Getirana A.,NASA | Getirana A.,University of Maryland College Park | Boone A.,Meteo - France | Peugeot C.,CNRS HydroSciences Montpellier Laboratory | And 56 more authors.
Journal of Hydrometeorology | Year: 2017

Comparing streamflow simulations against observations has become a straightforward way to evaluate a land surface model's (LSM) ability in simulating water budget within a catchment. Using a mesoscale river routing scheme (RRS), this study evaluates simulated streamflows over the upper Ouémé River basin resulting from 14 LSMs within the framework of phase 2 of the African Monsoon Multidisciplinary Analysis (AMMA) Land Surface Model Intercomparison Project (ALMIP2). The ALMIP2 RRS (ARTS) has been used to route LSM outputs. ARTS is based on the nonlinear Muskingum-Cunge method and a simple deep water infiltration formulation representing water-table recharge as previously observed in that region. Simulations are performed for the 2005-08 period during which ground observations are largely available. Experiments are designed using different ground-based rainfall datasets derived from two interpolation methods: the Thiessen technique and a combined kriging-Lagrangian methodology.

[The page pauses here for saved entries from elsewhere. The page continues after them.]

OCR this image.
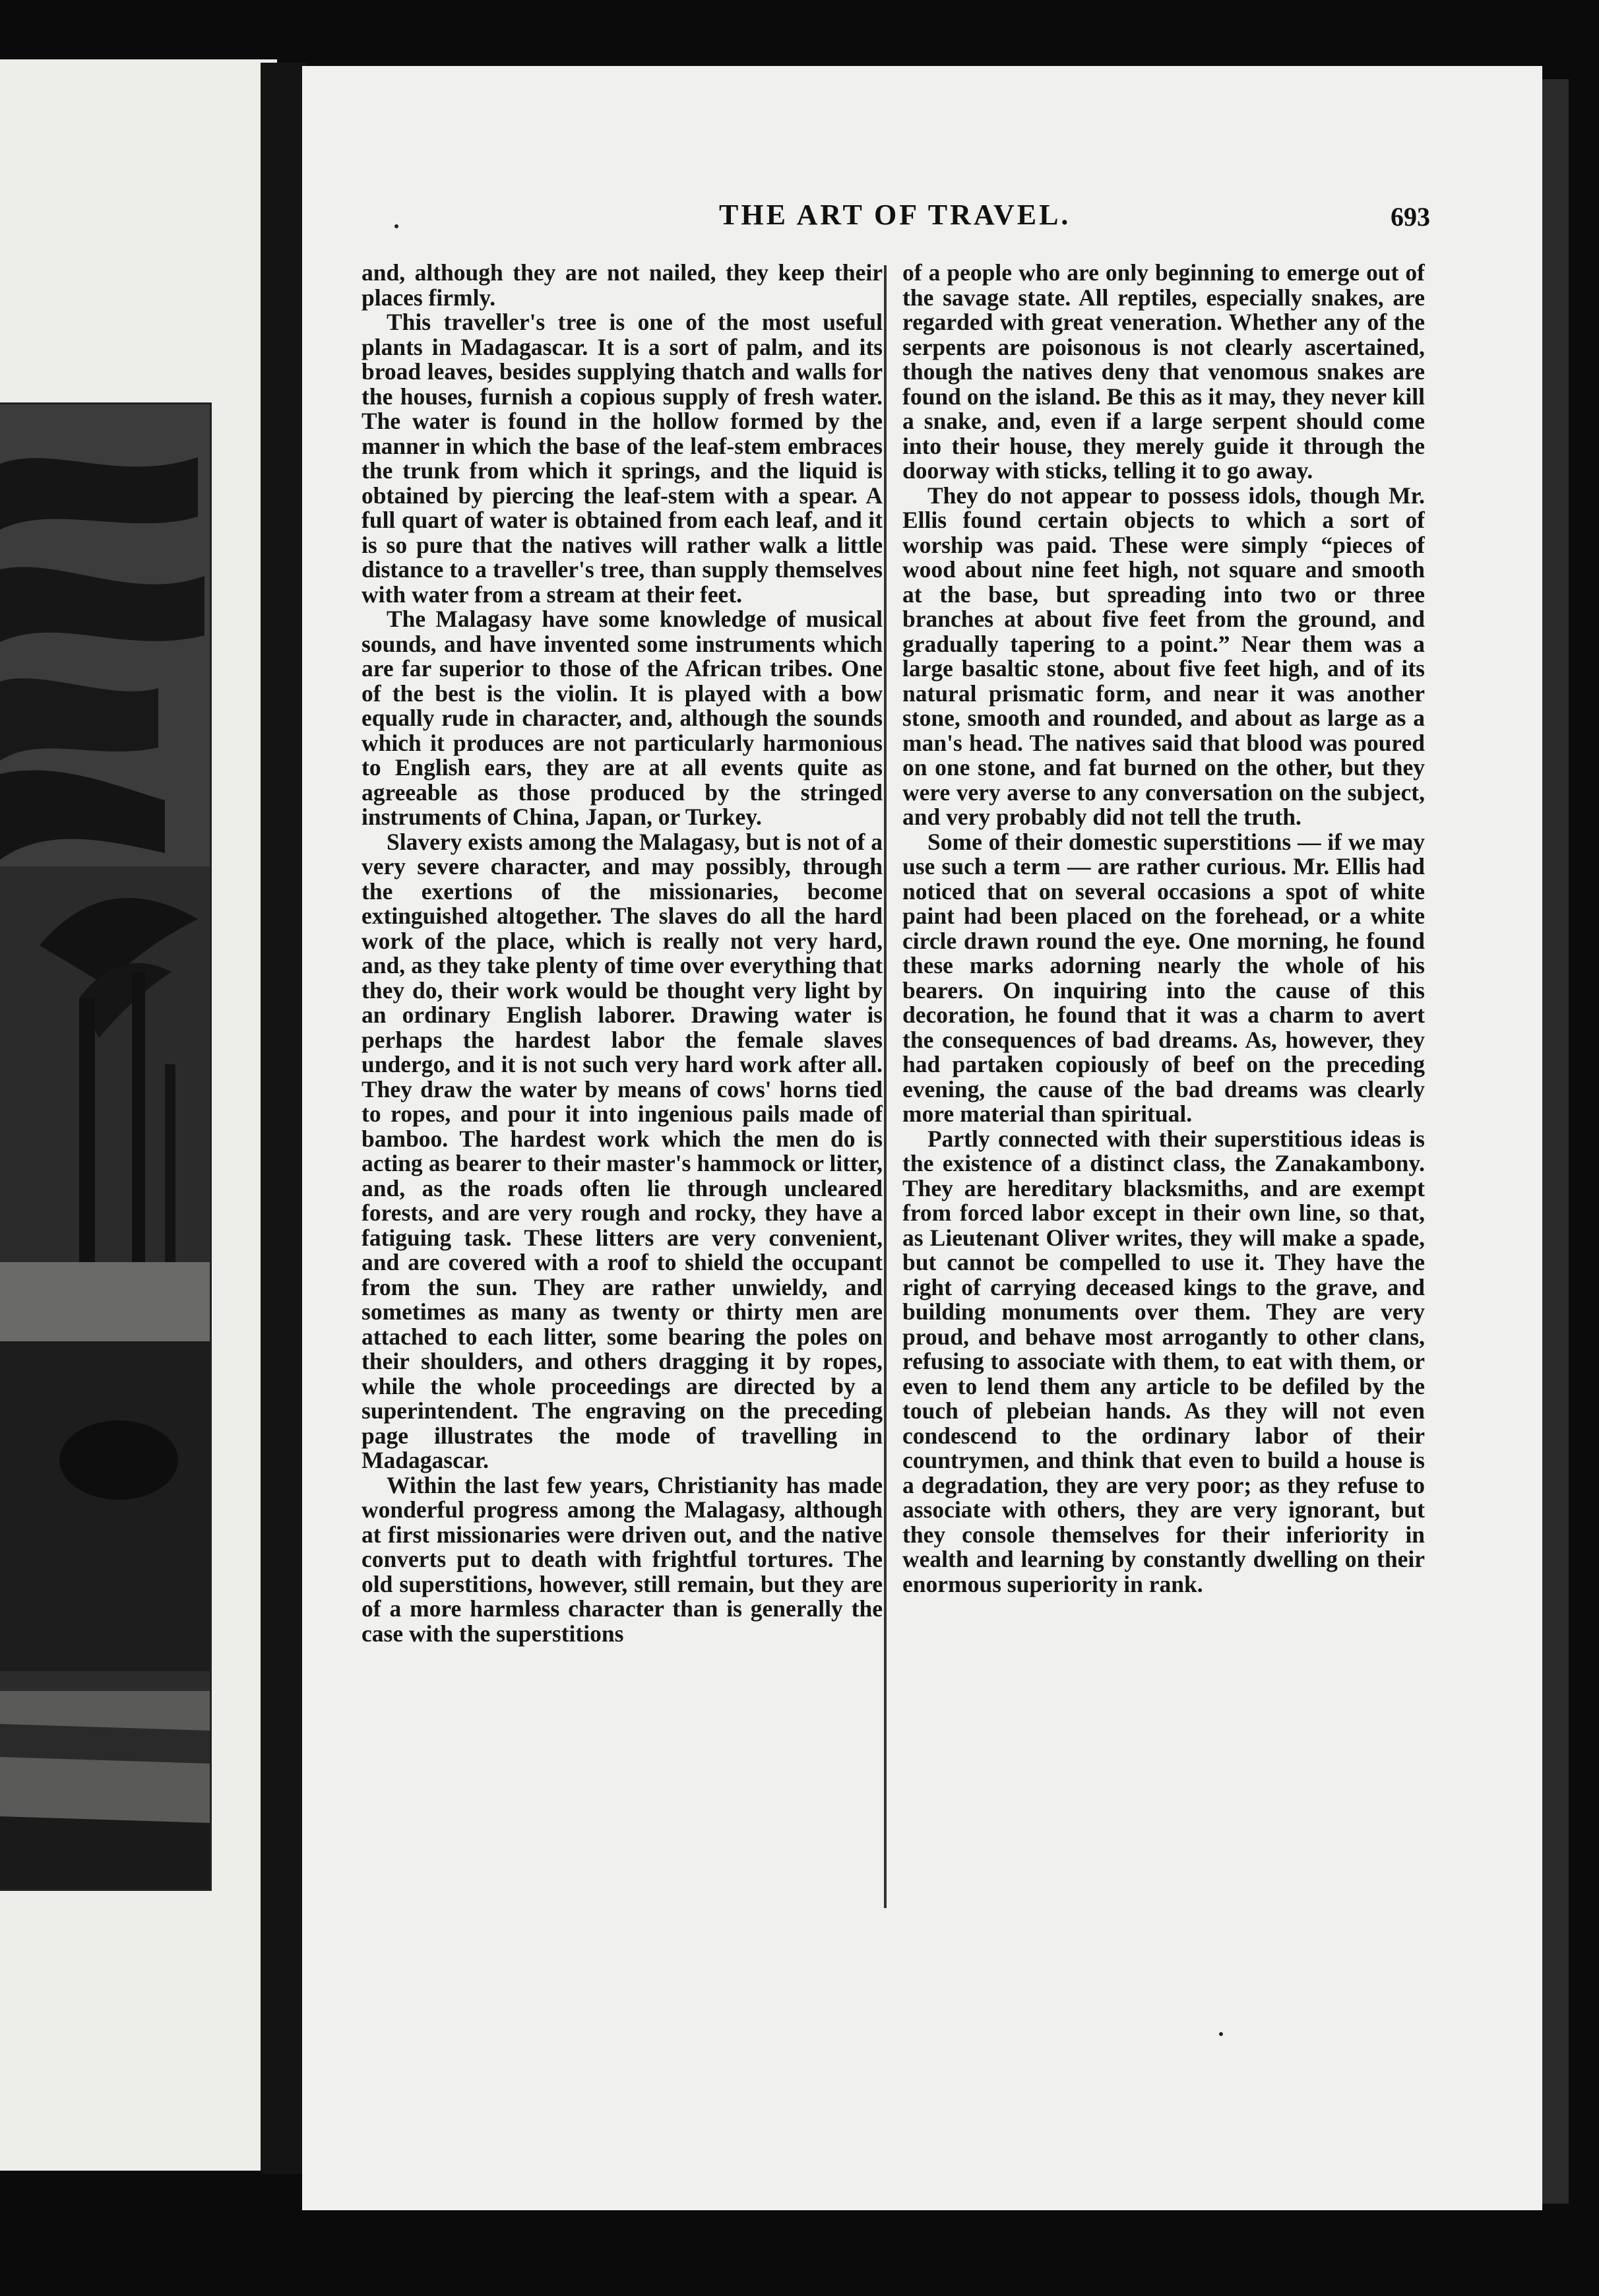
THE ART OF TRAVEL.	693

and, although they are not nailed, they keep their places firmly.

This traveller's tree is one of the most useful plants in Madagascar. It is a sort of palm, and its broad leaves, besides supplying thatch and walls for the houses, furnish a copious supply of fresh water. The water is found in the hollow formed by the manner in which the base of the leaf-stem embraces the trunk from which it springs, and the liquid is obtained by piercing the leaf-stem with a spear. A full quart of water is obtained from each leaf, and it is so pure that the natives will rather walk a little distance to a traveller's tree, than supply themselves with water from a stream at their feet.

The Malagasy have some knowledge of musical sounds, and have invented some instruments which are far superior to those of the African tribes. One of the best is the violin. It is played with a bow equally rude in character, and, although the sounds which it produces are not particularly harmonious to English ears, they are at all events quite as agreeable as those produced by the stringed instruments of China, Japan, or Turkey.

Slavery exists among the Malagasy, but is not of a very severe character, and may possibly, through the exertions of the missionaries, become extinguished altogether. The slaves do all the hard work of the place, which is really not very hard, and, as they take plenty of time over everything that they do, their work would be thought very light by an ordinary English laborer. Drawing water is perhaps the hardest labor the female slaves undergo, and it is not such very hard work after all. They draw the water by means of cows' horns tied to ropes, and pour it into ingenious pails made of bamboo. The hardest work which the men do is acting as bearer to their master's hammock or litter, and, as the roads often lie through uncleared forests, and are very rough and rocky, they have a fatiguing task. These litters are very convenient, and are covered with a roof to shield the occupant from the sun. They are rather unwieldy, and sometimes as many as twenty or thirty men are attached to each litter, some bearing the poles on their shoulders, and others dragging it by ropes, while the whole proceedings are directed by a superintendent. The engraving on the preceding page illustrates the mode of travelling in Madagascar.

Within the last few years, Christianity has made wonderful progress among the Malagasy, although at first missionaries were driven out, and the native converts put to death with frightful tortures. The old superstitions, however, still remain, but they are of a more harmless character than is generally the case with the superstitions

of a people who are only beginning to emerge out of the savage state. All reptiles, especially snakes, are regarded with great veneration. Whether any of the serpents are poisonous is not clearly ascertained, though the natives deny that venomous snakes are found on the island. Be this as it may, they never kill a snake, and, even if a large serpent should come into their house, they merely guide it through the doorway with sticks, telling it to go away.

They do not appear to possess idols, though Mr. Ellis found certain objects to which a sort of worship was paid. These were simply “pieces of wood about nine feet high, not square and smooth at the base, but spreading into two or three branches at about five feet from the ground, and gradually tapering to a point.” Near them was a large basaltic stone, about five feet high, and of its natural prismatic form, and near it was another stone, smooth and rounded, and about as large as a man's head. The natives said that blood was poured on one stone, and fat burned on the other, but they were very averse to any conversation on the subject, and very probably did not tell the truth.

Some of their domestic superstitions — if we may use such a term — are rather curious. Mr. Ellis had noticed that on several occasions a spot of white paint had been placed on the forehead, or a white circle drawn round the eye. One morning, he found these marks adorning nearly the whole of his bearers. On inquiring into the cause of this decoration, he found that it was a charm to avert the consequences of bad dreams. As, however, they had partaken copiously of beef on the preceding evening, the cause of the bad dreams was clearly more material than spiritual.

Partly connected with their superstitious ideas is the existence of a distinct class, the Zanakambony. They are hereditary blacksmiths, and are exempt from forced labor except in their own line, so that, as Lieutenant Oliver writes, they will make a spade, but cannot be compelled to use it. They have the right of carrying deceased kings to the grave, and building monuments over them. They are very proud, and behave most arrogantly to other clans, refusing to associate with them, to eat with them, or even to lend them any article to be defiled by the touch of plebeian hands. As they will not even condescend to the ordinary labor of their countrymen, and think that even to build a house is a degradation, they are very poor; as they refuse to associate with others, they are very ignorant, but they console themselves for their inferiority in wealth and learning by constantly dwelling on their enormous superiority in rank.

LSM-based total runoff (TR) averages vary from 0.07 to 1.97 mm day-1, while optimal TR was estimated as ~0.65 mm day-1. This highly affected the RRS parameterization and streamflow simulations. Optimal Nash-Sutcliffe coefficients for LSM-averaged streamflows varied from 0.66 to 0.92, depending on the gauge station. However, individual LSM performances show a wider range. A more detailed rainfall distribution provided by the kriging-Lagrangian methodology resulted in overall better streamflow simulations. The early runoff generation related to reduced infiltration rates during early rainfall events features as one of the main reasons for poor LSM performances. © 2017 American Meteorological Society.